Back and exhausted on Monday night after a gruelling week, I was straight out of the house after the briefest of stops to do some work with the guitarist from my new funk band. After the Festival Hall last Wednesday and Anghiari over the weekend I was sufficiently behind on my funk homework to be worried.
As it happened, our mini-session turned out to be fine, and my sight-reading stood me in good stead as we romped through more sunny classics from the seventies and eighties. I’ve played with enough ok bands in my time to know what a good one feels like, and this feels right. The music is sheer joy as well.
Mainly, though, I shall be catching my breath this week and then using the next three emptyish weeks to get some solid writing done. There are three pieces on the board, none of which is significantly advanced, so I need to make hay while the sun shines.

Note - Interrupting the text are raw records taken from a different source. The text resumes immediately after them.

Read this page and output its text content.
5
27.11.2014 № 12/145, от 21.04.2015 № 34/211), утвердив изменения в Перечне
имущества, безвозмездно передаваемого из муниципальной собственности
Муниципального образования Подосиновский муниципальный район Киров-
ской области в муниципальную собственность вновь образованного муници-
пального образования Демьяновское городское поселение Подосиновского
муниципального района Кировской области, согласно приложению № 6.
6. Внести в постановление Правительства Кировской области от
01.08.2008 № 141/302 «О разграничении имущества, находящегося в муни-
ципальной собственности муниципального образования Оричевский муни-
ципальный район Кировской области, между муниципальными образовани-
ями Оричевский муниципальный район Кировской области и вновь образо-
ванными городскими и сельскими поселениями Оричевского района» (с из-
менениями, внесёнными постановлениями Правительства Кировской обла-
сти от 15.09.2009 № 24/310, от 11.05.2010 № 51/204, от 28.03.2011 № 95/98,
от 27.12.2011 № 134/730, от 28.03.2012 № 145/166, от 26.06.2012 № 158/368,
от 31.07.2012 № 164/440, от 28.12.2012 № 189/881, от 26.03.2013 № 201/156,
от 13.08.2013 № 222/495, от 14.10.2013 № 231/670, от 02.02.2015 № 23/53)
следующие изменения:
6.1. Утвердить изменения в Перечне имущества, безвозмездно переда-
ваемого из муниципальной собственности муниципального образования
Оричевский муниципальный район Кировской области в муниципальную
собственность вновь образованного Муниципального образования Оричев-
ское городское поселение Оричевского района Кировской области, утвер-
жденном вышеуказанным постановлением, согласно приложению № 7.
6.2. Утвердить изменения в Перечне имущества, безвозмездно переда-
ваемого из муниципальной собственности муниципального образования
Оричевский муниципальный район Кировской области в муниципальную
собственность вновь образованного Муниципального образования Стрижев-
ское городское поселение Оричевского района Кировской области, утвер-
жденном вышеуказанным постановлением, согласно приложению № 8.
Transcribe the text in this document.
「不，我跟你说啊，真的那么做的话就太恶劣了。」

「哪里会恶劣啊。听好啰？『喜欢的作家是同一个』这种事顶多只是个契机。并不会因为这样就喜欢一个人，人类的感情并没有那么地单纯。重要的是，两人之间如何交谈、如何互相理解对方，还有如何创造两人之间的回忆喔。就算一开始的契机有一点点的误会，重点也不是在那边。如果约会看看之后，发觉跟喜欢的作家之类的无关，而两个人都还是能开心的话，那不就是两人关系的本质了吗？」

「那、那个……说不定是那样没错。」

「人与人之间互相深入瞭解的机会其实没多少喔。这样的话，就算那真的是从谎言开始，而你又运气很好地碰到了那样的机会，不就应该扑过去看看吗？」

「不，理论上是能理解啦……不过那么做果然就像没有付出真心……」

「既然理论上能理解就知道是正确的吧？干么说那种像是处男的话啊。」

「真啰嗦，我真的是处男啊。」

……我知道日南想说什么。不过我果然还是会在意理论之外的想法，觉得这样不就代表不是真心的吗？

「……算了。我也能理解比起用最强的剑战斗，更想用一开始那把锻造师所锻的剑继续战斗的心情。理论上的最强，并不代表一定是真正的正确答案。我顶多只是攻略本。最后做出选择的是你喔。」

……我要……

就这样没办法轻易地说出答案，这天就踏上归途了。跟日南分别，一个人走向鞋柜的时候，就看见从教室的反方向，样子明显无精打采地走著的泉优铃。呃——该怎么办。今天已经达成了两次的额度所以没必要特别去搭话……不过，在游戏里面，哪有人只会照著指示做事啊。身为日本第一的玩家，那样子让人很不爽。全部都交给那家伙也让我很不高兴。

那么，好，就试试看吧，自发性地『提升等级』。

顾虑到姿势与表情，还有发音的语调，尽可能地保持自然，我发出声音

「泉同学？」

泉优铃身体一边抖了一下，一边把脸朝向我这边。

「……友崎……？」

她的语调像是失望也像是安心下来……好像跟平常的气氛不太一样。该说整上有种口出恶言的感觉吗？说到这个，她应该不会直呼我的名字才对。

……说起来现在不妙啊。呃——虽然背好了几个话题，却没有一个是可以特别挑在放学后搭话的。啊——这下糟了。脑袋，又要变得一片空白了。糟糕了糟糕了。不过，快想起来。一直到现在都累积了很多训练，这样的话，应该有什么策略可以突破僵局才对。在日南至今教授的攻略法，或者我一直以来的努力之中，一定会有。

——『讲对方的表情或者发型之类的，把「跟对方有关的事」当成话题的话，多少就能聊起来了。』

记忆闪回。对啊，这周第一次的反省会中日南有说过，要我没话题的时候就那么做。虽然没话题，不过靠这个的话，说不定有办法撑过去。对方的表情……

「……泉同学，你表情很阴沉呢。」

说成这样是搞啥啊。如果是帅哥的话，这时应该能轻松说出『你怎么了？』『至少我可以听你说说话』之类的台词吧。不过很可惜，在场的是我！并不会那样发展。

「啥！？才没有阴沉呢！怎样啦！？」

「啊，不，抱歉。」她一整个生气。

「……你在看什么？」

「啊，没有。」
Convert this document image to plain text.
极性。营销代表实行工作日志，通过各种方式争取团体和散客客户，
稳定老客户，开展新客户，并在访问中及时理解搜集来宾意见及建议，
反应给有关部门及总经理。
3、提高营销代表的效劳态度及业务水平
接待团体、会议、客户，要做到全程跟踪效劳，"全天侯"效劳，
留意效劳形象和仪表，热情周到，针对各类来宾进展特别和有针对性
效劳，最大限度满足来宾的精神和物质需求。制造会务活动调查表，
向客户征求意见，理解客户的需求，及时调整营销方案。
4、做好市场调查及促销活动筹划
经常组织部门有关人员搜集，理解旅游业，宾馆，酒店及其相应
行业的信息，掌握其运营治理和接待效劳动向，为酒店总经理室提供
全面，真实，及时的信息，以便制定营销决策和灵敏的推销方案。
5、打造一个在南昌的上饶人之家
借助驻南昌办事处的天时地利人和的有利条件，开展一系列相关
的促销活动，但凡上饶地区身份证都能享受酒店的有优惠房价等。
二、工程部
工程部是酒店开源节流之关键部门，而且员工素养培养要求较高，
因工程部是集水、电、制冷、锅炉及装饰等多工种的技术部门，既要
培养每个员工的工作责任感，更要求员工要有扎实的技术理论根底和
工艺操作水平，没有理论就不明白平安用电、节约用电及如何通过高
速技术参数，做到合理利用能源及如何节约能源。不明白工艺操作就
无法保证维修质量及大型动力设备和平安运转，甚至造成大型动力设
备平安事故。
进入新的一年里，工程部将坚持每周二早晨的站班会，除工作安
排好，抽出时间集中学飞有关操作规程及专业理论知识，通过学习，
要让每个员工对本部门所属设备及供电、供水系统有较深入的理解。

The Anghiari performance on Sunday evening was a reminder of what music-making can really be about, the communication of ideas from composer to audience via conductor and choir in the most profound fashion, a focus of shared thought and action to bring out good things.
We would do well to remember that in these troubled times. After the concert I was approached by a stern-faced lady in the audience, and I expected to hear something about the lighting or sound not being right. Not so. This lady’s mother had died that very morning and the performance had brought her space and comfort. It reminded me of Clifford Curzon’s remark that music is consolation for life.